According to the Associated Press, Aguirre, a 35-year-old native of El Salvador, has lived illegally in the U.S. for most of the last 19 years. He was deported in 2000 following a conviction for drug trafficking but apparently slipped back into the U.S. illegally. Aguirre, who has two children who were born in the U.S., apparently didn't come to the attention of the authorities again until August, when he was arrested for driving under the influence. He was dubbed a "priority removal" case by ICE, but when ICE agents came to his home, he didn't let them in and apparently they didn't break the door down to remove him. (Aguirre claims they had no warrant.) Aguirre sought and received sanctuary at the Augustana Lutheran Church in Portland, Ore.

The case brings back memories of Elvira Arellano, an illegal immigrant who received sanctuary in a Chicago church for a year back in 2006 before being deported. Earlier this year she came back to the U.S. and sought asylum. She now travels the country advocating for the rights of illegal immigrants. Aguirre is also described as a "community activist," and, according to the AP, works as a coordinator at the Voz Workers' Rights Education Project, a Portland nonprofit that describes itself as "a worker-led organization that empowers immigrants and day laborers to gain control over their working conditions through leadership development, organizing, and community education."

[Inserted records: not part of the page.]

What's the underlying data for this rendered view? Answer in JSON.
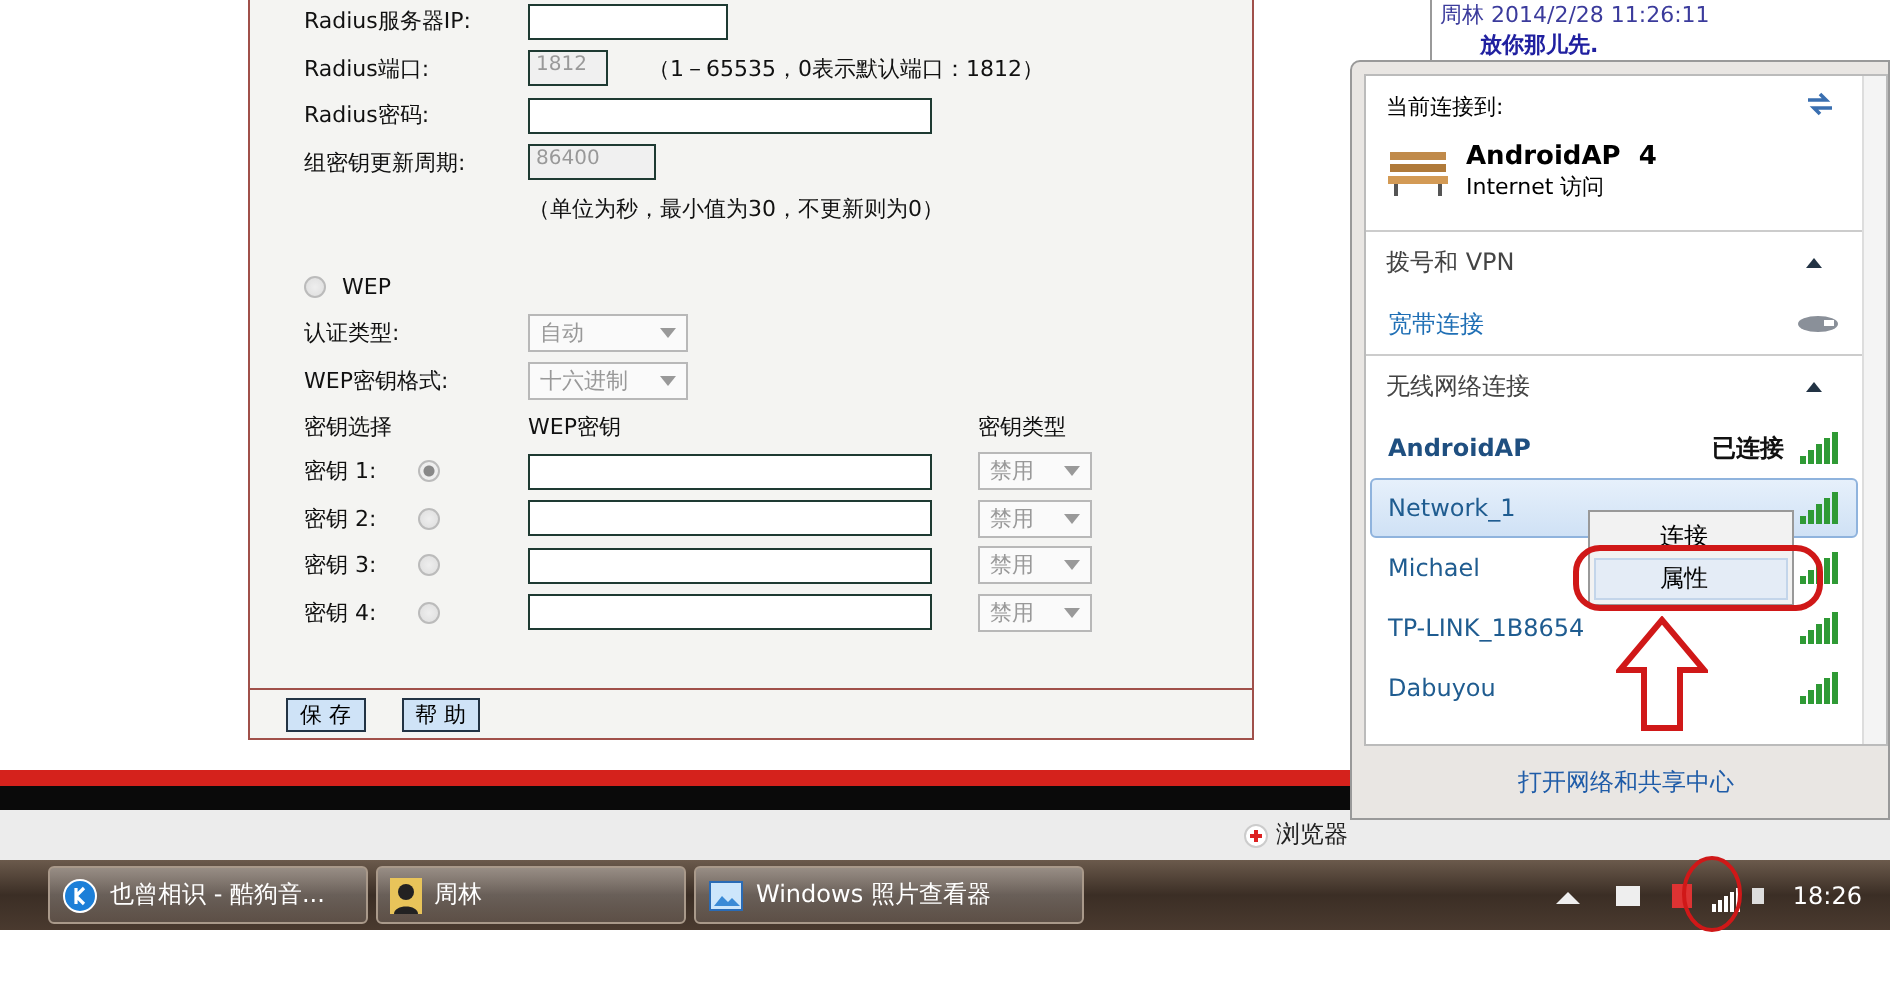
{
  "router_form": {
    "fields": [
      {
        "kind": "text",
        "label": "Radius服务器IP:",
        "disabled": false
      },
      {
        "kind": "text",
        "label": "Radius端口:",
        "value": "1812",
        "disabled": true,
        "hint": "（1－65535，0表示默认端口：1812）"
      },
      {
        "kind": "text",
        "label": "Radius密码:",
        "disabled": false
      },
      {
        "kind": "text",
        "label": "组密钥更新周期:",
        "value": "86400",
        "disabled": true
      }
    ],
    "period_note": "（单位为秒，最小值为30，不更新则为0）",
    "wep": {
      "label": "WEP",
      "selected": false
    },
    "selects": [
      {
        "label": "认证类型:",
        "value": "自动",
        "disabled": true
      },
      {
        "label": "WEP密钥格式:",
        "value": "十六进制",
        "disabled": true
      }
    ],
    "key_headers": [
      "密钥选择",
      "WEP密钥",
      "密钥类型"
    ],
    "keys": [
      {
        "label": "密钥 1:",
        "selected": true,
        "type": "禁用"
      },
      {
        "label": "密钥 2:",
        "selected": false,
        "type": "禁用"
      },
      {
        "label": "密钥 3:",
        "selected": false,
        "type": "禁用"
      },
      {
        "label": "密钥 4:",
        "selected": false,
        "type": "禁用"
      }
    ],
    "buttons": [
      "保 存",
      "帮 助"
    ]
  },
  "chat": {
    "header": "周林 2014/2/28 11:26:11",
    "message": "放你那儿先."
  },
  "status_strip": {
    "label": "浏览器"
  },
  "taskbar": {
    "items": [
      {
        "kind": "music",
        "label": "也曾相识 - 酷狗音..."
      },
      {
        "kind": "contact",
        "label": "周林"
      },
      {
        "kind": "photo",
        "label": "Windows 照片查看器"
      }
    ],
    "clock": "18:26"
  },
  "network_flyout": {
    "current_label": "当前连接到:",
    "current": {
      "name": "AndroidAP  4",
      "access": "Internet 访问"
    },
    "sections": [
      {
        "title": "拨号和 VPN",
        "expanded": true,
        "items": [
          {
            "kind": "dialup",
            "name": "宽带连接"
          }
        ]
      },
      {
        "title": "无线网络连接",
        "expanded": true,
        "items": [
          {
            "kind": "wifi",
            "name": "AndroidAP",
            "status": "已连接",
            "connected": true,
            "selected": false
          },
          {
            "kind": "wifi",
            "name": "Network_1",
            "connected": false,
            "selected": true
          },
          {
            "kind": "wifi",
            "name": "Michael",
            "connected": false,
            "selected": false
          },
          {
            "kind": "wifi",
            "name": "TP-LINK_1B8654",
            "connected": false,
            "selected": false
          },
          {
            "kind": "wifi",
            "name": "Dabuyou",
            "connected": false,
            "selected": false
          }
        ]
      }
    ],
    "footer_link": "打开网络和共享中心"
  },
  "context_menu": {
    "items": [
      {
        "label": "连接",
        "selected": false
      },
      {
        "label": "属性",
        "selected": true
      }
    ]
  }
}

The Arellano and Aguirre cases prove that even serial immigration offenders can often live here for many years, bolstered by our system of second, third, fourth, and fifth chances, an enforcement apparatus that is overwhelmed and undermanned, and their own sense of entitlement. Let's assume for the sake of argument that Aguirre has turned his life around, and that the recent DUI charge isn't indicative of his character. Let's say that he's an asset to his community. Should he be allowed to stay?

Without knowing more about the details of his case, I wouldn't argue that he should be barred from ever returning to the U.S., but if you fail to deport a repeat offender like him it makes a mockery of the legal immigration process. It sends the message to would-be offenders that we aren't serious about enforcing our laws and it would prove the point that migrants can take the law into their own hands – essentially deciding for themselves if they have a legal right to live here.

Institutions like the Lutheran church that is giving Aguirre sanctuary claim the moral high ground but the fact that many of these sanctuary churches are simply trying to court Hispanic parishioners is pretty transparent. But why assume that most Latinos want a shambolic, no-consequences and no-penalties immigration system? It's an insulting assumption to make. The question of whether Aguirre, and thousands of others in his same situation, should be allowed to live here should be resolved while he/they reside in his/their home countries. Even if Aguirre is eventually deemed to have a lawful right to return here, sending him back to his home country, at least for some significant period of time, sends a message that there are consequences to breaking the law, even if they come decades late.